Monday, Apr. 04, 1977
The Search for Excellencies
"When I go into an embassy and see sitting as our ambassador a fat, bloated, ignorant, rich major contributor to a presidential campaign . . . it's an insult to me and to the people of America and to the people of that country."
In the hope of avoiding the sort of ambassador he had criticized during his campaign, Carter asked Florida Governor Reubin Askew to chair a 20-person panel that would review potential ambassadors. Its members include Democratic Elder Statesmen Dean Rusk and Averell Harriman, Republican William Scranton and a sprinkling of academics and authors. For the past month, panel members have been meeting at the State Department in great secrecy, sifting a list of 400 names submitted by members of Congress, the foreign policy community and Carter's staff. Key criteria: foreign experience, language skills and "special considerations," a category that includes friendships with foreign leaders--and friendship with Carter himself. Explains Askew: "If you have a well-qualified person who has some identity with the President of the U.S., that's a special consideration in many countries."
The painstaking review has gone slowly but last week three choices seemed all but certain:
> Kingman Brewster, 57, president of Yale University, to Great Britain. A confirmed Anglophile who vacations in England, Brewster has one apparent drawback: insufficient wealth. The appointment to the Court of St. James's has traditionally gone to those who could afford to supplement the U.S. embassy's presumably meager budget (currently $49,500) for entertainment and related expenses. However, Carter aides have vowed that personal wealth will not be an ambassadorial requirement in even the poshest post.

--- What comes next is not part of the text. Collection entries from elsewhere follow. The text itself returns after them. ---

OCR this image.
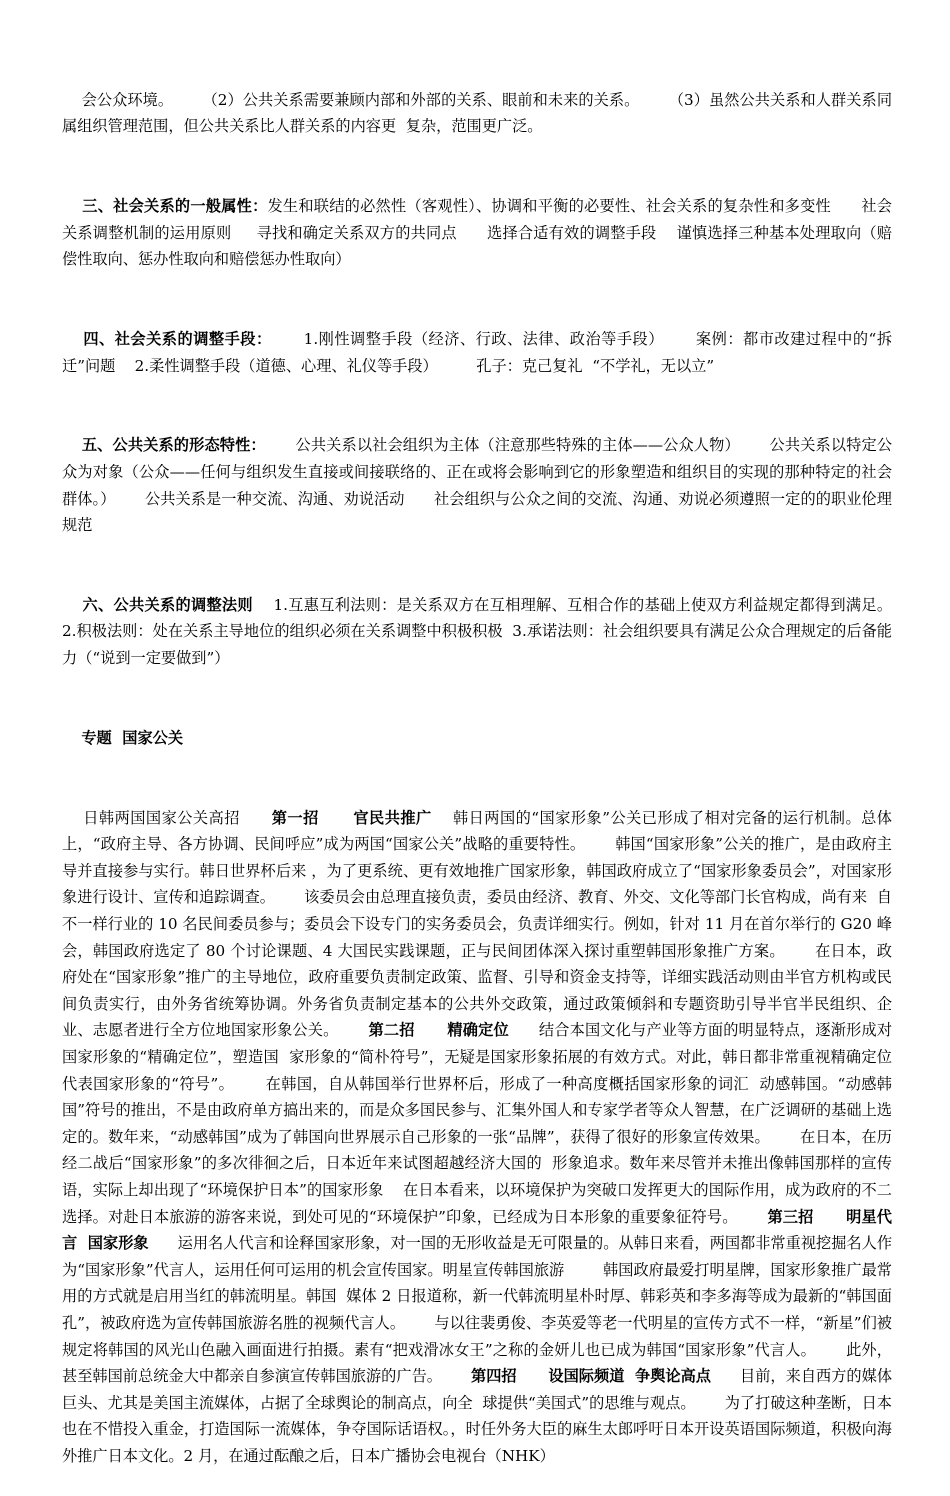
会公众环境。      （2）公共关系需要兼顾内部和外部的关系、眼前和未来的关系。      （3）虽然公共关系和人群关系同属组织管理范围，但公共关系比人群关系的内容更  复杂，范围更广泛。

三、社会关系的一般属性：发生和联结的必然性（客观性）、协调和平衡的必要性、社会关系的复杂性和多变性      社会关系调整机制的运用原则     寻找和确定关系双方的共同点      选择合适有效的调整手段    谨慎选择三种基本处理取向（赔偿性取向、惩办性取向和赔偿惩办性取向）

四、社会关系的调整手段：      1.刚性调整手段（经济、行政、法律、政治等手段）      案例：都市改建过程中的“拆迁”问题    2.柔性调整手段（道德、心理、礼仪等手段）        孔子：克己复礼  “不学礼，无以立”

五、公共关系的形态特性：      公共关系以社会组织为主体（注意那些特殊的主体——公众人物）      公共关系以特定公众为对象（公众——任何与组织发生直接或间接联络的、正在或将会影响到它的形象塑造和组织目的实现的那种特定的社会群体。）      公共关系是一种交流、沟通、劝说活动      社会组织与公众之间的交流、沟通、劝说必须遵照一定的的职业伦理规范

六、公共关系的调整法则    1.互惠互利法则：是关系双方在互相理解、互相合作的基础上使双方利益规定都得到满足。      2.积极法则：处在关系主导地位的组织必须在关系调整中积极积极  3.承诺法则：社会组织要具有满足公众合理规定的后备能力（“说到一定要做到”）

专题  国家公关

日韩两国国家公关高招      第一招      官民共推广    韩日两国的“国家形象”公关已形成了相对完备的运行机制。总体上，“政府主导、各方协调、民间呼应”成为两国“国家公关”战略的重要特性。      韩国“国家形象”公关的推广，是由政府主导并直接参与实行。韩日世界杯后来 ，为了更系统、更有效地推广国家形象，韩国政府成立了“国家形象委员会”，对国家形象进行设计、宣传和追踪调查。      该委员会由总理直接负责，委员由经济、教育、外交、文化等部门长官构成，尚有来  自不一样行业的 10 名民间委员参与；委员会下设专门的实务委员会，负责详细实行。例如，针对 11 月在首尔举行的 G20 峰会，韩国政府选定了 80 个讨论课题、4 大国民实践课题，正与民间团体深入探讨重塑韩国形象推广方案。      在日本，政府处在“国家形象”推广的主导地位，政府重要负责制定政策、监督、引导和资金支持等，详细实践活动则由半官方机构或民间负责实行，由外务省统筹协调。外务省负责制定基本的公共外交政策，通过政策倾斜和专题资助引导半官半民组织、企业、志愿者进行全方位地国家形象公关。      第二招      精确定位      结合本国文化与产业等方面的明显特点，逐渐形成对国家形象的“精确定位”，塑造国  家形象的“简朴符号”，无疑是国家形象拓展的有效方式。对此，韩日都非常重视精确定位代表国家形象的“符号”。      在韩国，自从韩国举行世界杯后，形成了一种高度概括国家形象的词汇  动感韩国。“动感韩国”符号的推出，不是由政府单方搞出来的，而是众多国民参与、汇集外国人和专家学者等众人智慧，在广泛调研的基础上选定的。数年来，“动感韩国”成为了韩国向世界展示自己形象的一张“品牌”，获得了很好的形象宣传效果。      在日本，在历经二战后“国家形象”的多次徘徊之后，日本近年来试图超越经济大国的  形象追求。数年来尽管并未推出像韩国那样的宣传语，实际上却出现了“环境保护日本”的国家形象    在日本看来，以环境保护为突破口发挥更大的国际作用，成为政府的不二选择。对赴日本旅游的游客来说，到处可见的“环境保护”印象，已经成为日本形象的重要象征符号。      第三招      明星代言  国家形象      运用名人代言和诠释国家形象，对一国的无形收益是无可限量的。从韩日来看，两国都非常重视挖掘名人作为“国家形象”代言人，运用任何可运用的机会宣传国家。明星宣传韩国旅游        韩国政府最爱打明星牌，国家形象推广最常用的方式就是启用当红的韩流明星。韩国  媒体 2 日报道称，新一代韩流明星朴时厚、韩彩英和李多海等成为最新的“韩国面孔”，被政府选为宣传韩国旅游名胜的视频代言人。      与以往裴勇俊、李英爱等老一代明星的宣传方式不一样，“新星”们被规定将韩国的风光山色融入画面进行拍摄。素有“把戏滑冰女王”之称的金妍儿也已成为韩国“国家形象”代言人。      此外，甚至韩国前总统金大中都亲自参演宣传韩国旅游的广告。      第四招      设国际频道  争舆论高点      目前，来自西方的媒体巨头、尤其是美国主流媒体，占据了全球舆论的制高点，向全  球提供“美国式”的思维与观点。      为了打破这种垄断，日本也在不惜投入重金，打造国际一流媒体，争夺国际话语权。，时任外务大臣的麻生太郎呼吁日本开设英语国际频道，积极向海外推广日本文化。2 月，在通过酝酿之后，日本广播协会电视台（NHK）
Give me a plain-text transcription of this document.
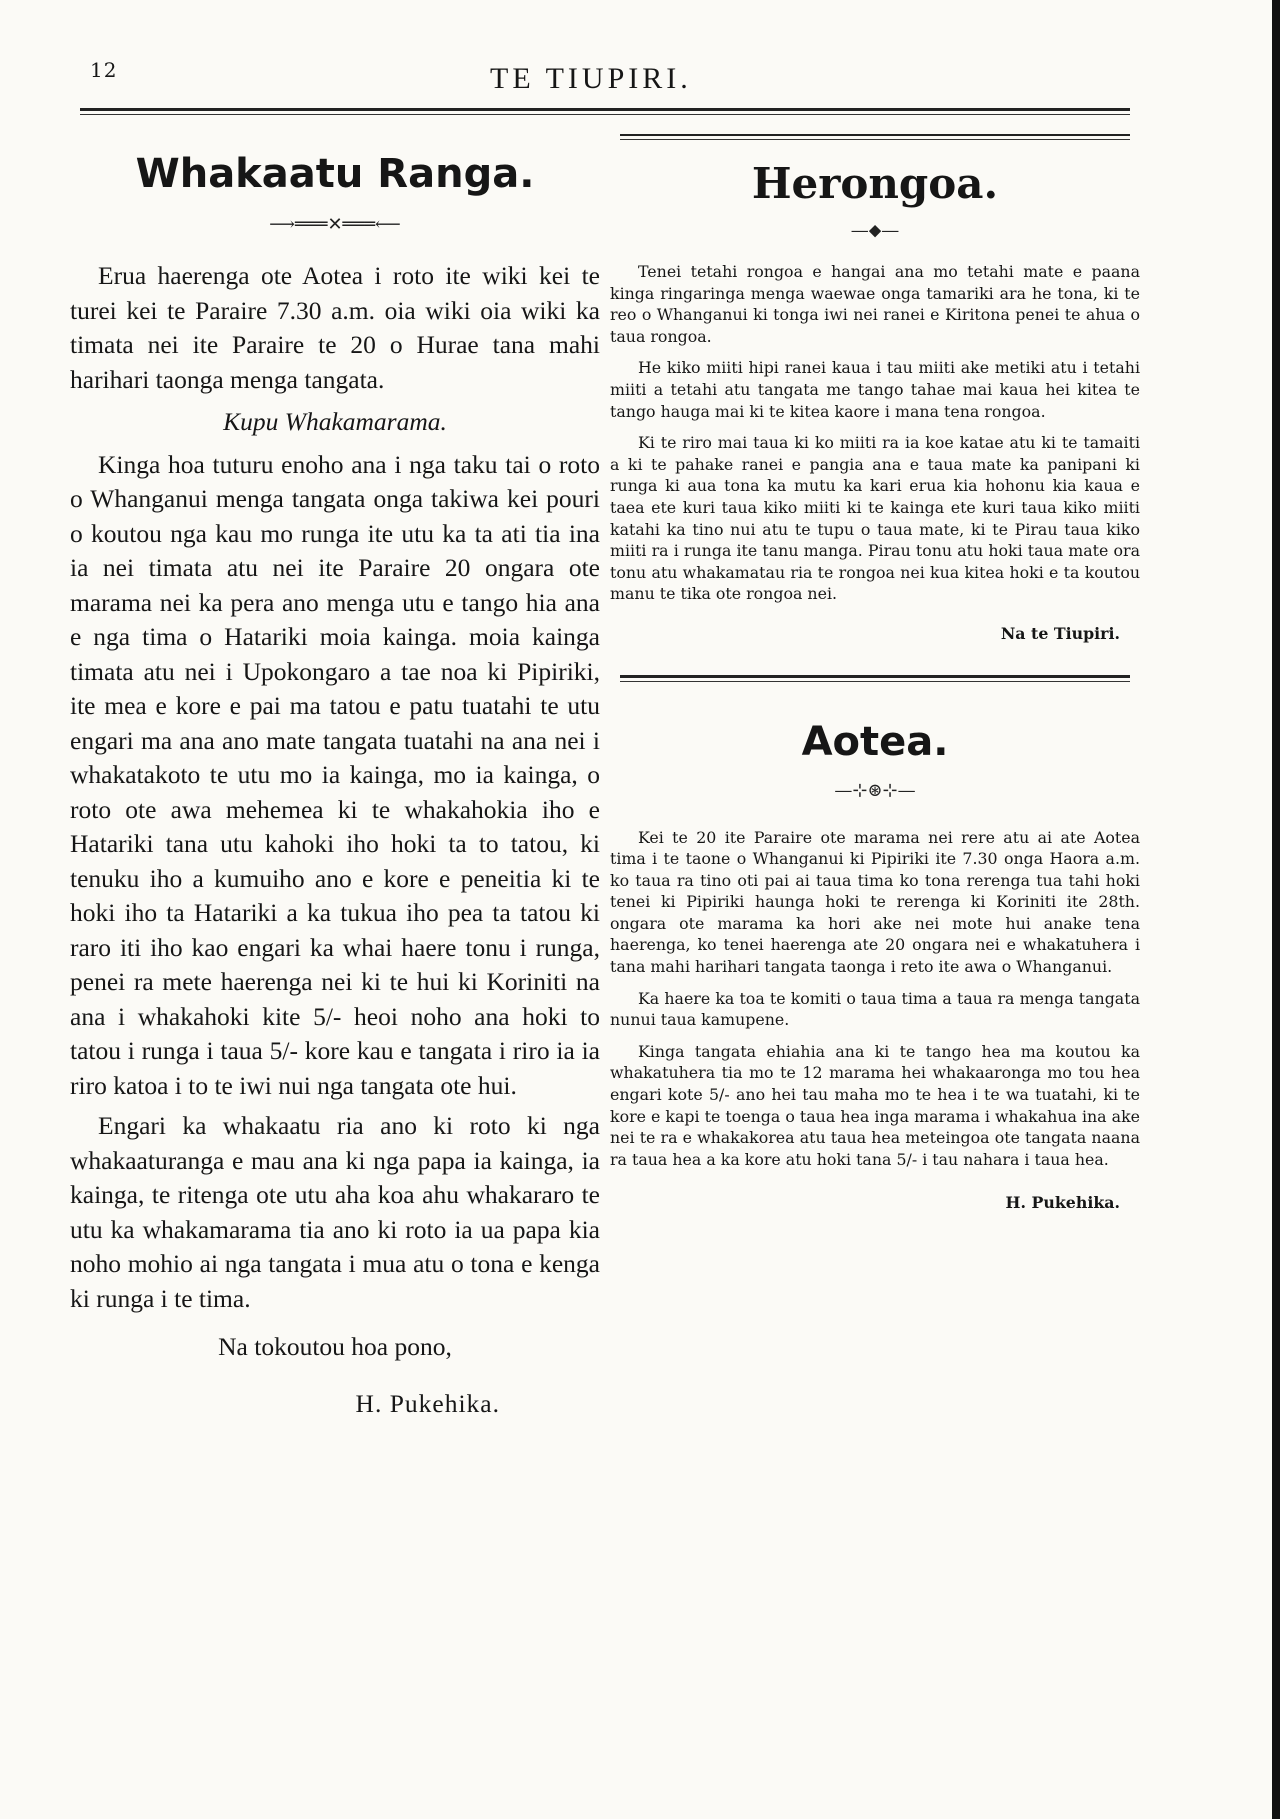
12	TE TIUPIRI.
Whakaatu Ranga.
⟶═══✕═══⟵

Erua haerenga ote Aotea i roto ite wiki kei te turei kei te Paraire 7.30 a.m. oia wiki oia wiki ka timata nei ite Paraire te 20 o Hurae tana mahi harihari taonga menga tangata.

Kupu Whakamarama.

Kinga hoa tuturu enoho ana i nga taku tai o roto o Whanganui menga tangata onga takiwa kei pouri o koutou nga kau mo runga ite utu ka ta ati tia ina ia nei timata atu nei ite Paraire 20 ongara ote marama nei ka pera ano menga utu e tango hia ana e nga tima o Hatariki moia kainga. moia kainga timata atu nei i Upokongaro a tae noa ki Pipiriki, ite mea e kore e pai ma tatou e patu tuatahi te utu engari ma ana ano mate tangata tuatahi na ana nei i whakatakoto te utu mo ia kainga, mo ia kainga, o roto ote awa mehemea ki te whakahokia iho e Hatariki tana utu kahoki iho hoki ta to tatou, ki tenuku iho a kumuiho ano e kore e peneitia ki te hoki iho ta Hatariki a ka tukua iho pea ta tatou ki raro iti iho kao engari ka whai haere tonu i runga, penei ra mete haerenga nei ki te hui ki Koriniti na ana i whakahoki kite 5/- heoi noho ana hoki to tatou i runga i taua 5/- kore kau e tangata i riro ia ia riro katoa i to te iwi nui nga tangata ote hui.

Engari ka whakaatu ria ano ki roto ki nga whakaaturanga e mau ana ki nga papa ia kainga, ia kainga, te ritenga ote utu aha koa ahu whakararo te utu ka whakamarama tia ano ki roto ia ua papa kia noho mohio ai nga tangata i mua atu o tona e kenga ki runga i te tima.

Na tokoutou hoa pono,

H. Pukehika.

Herongoa.
—⬥—

Tenei tetahi rongoa e hangai ana mo tetahi mate e paana kinga ringaringa menga waewae onga tamariki ara he tona, ki te reo o Whanganui ki tonga iwi nei ranei e Kiritona penei te ahua o taua rongoa.

He kiko miiti hipi ranei kaua i tau miiti ake metiki atu i tetahi miiti a tetahi atu tangata me tango tahae mai kaua hei kitea te tango hauga mai ki te kitea kaore i mana tena rongoa.

Ki te riro mai taua ki ko miiti ra ia koe katae atu ki te tamaiti a ki te pahake ranei e pangia ana e taua mate ka panipani ki runga ki aua tona ka mutu ka kari erua kia hohonu kia kaua e taea ete kuri taua kiko miiti ki te kainga ete kuri taua kiko miiti katahi ka tino nui atu te tupu o taua mate, ki te Pirau taua kiko miiti ra i runga ite tanu manga. Pirau tonu atu hoki taua mate ora tonu atu whakamatau ria te rongoa nei kua kitea hoki e ta koutou manu te tika ote rongoa nei.

Na te Tiupiri.

Aotea.
—⊹⊛⊹—

Kei te 20 ite Paraire ote marama nei rere atu ai ate Aotea tima i te taone o Whanganui ki Pipiriki ite 7.30 onga Haora a.m. ko taua ra tino oti pai ai taua tima ko tona rerenga tua tahi hoki tenei ki Pipiriki haunga hoki te rerenga ki Koriniti ite 28th. ongara ote marama ka hori ake nei mote hui anake tena haerenga, ko tenei haerenga ate 20 ongara nei e whakatuhera i tana mahi harihari tangata taonga i reto ite awa o Whanganui.

Ka haere ka toa te komiti o taua tima a taua ra menga tangata nunui taua kamupene.

Kinga tangata ehiahia ana ki te tango hea ma koutou ka whakatuhera tia mo te 12 marama hei whakaaronga mo tou hea engari kote 5/- ano hei tau maha mo te hea i te wa tuatahi, ki te kore e kapi te toenga o taua hea inga marama i whakahua ina ake nei te ra e whakakorea atu taua hea meteingoa ote tangata naana ra taua hea a ka kore atu hoki tana 5/- i tau nahara i taua hea.

H. Pukehika.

> Lawrence Eagleburger, 46, to Yugoslavia. This would be a surprise appointment, since Eagleburger, an old Balkan hand, is better known as the right hand of former Secretary of State Henry Kissinger. It was thought the Carter team would not accept a close Kissinger associate. But Eagleburger qualified (he coolly coordinated U.S. aid after Yugoslavia's 1963 earthquake, earning the nickname "Larry of Macedonia"), and Kissinger delivered a personal plea for Eagleburger's appointment to his successor, Secretary of State Cyrus Vance.
> Samuel Lewis, 46, to Israel. Though a professional diplomat, he too is a surprise, since he has had little experience in the Middle East. ("Maybe that's his biggest advantage," quips a senior State Department official.) Lewis, a Texan who joined the Foreign Service in 1954, served in Brazil during the '60s and later became Latin American specialist for the National Security Council. Most recently, he has been deputy director of State's Office of Policy Planning and assistant secretary for International Organization Affairs.
At week's end the names became known of other candidates high on the lists. For India, contenders included Phillips Talbot, president of the Asia Society, and Robert Goheen, former president of Princeton; for Japan, Marshall Green, one of State's foremost Asian experts and a former Ambassador to Indonesia and Australia, and Arthur Hummel, a former Ambassador to Burma and Ethiopia and lately assistant secretary for East Asia and Pacific Affairs.
Predictably enough, some Georgians were expected to make it past the screening committee. Philip Alston, 65, Atlanta attorney and key Carter fund raiser, said to be in line for Australia; Anne Cox Chambers, 57, Atlanta socialite and one of the owners of the Atlanta Journal and Constitution, and a big political contributor, is likely to go to Belgium.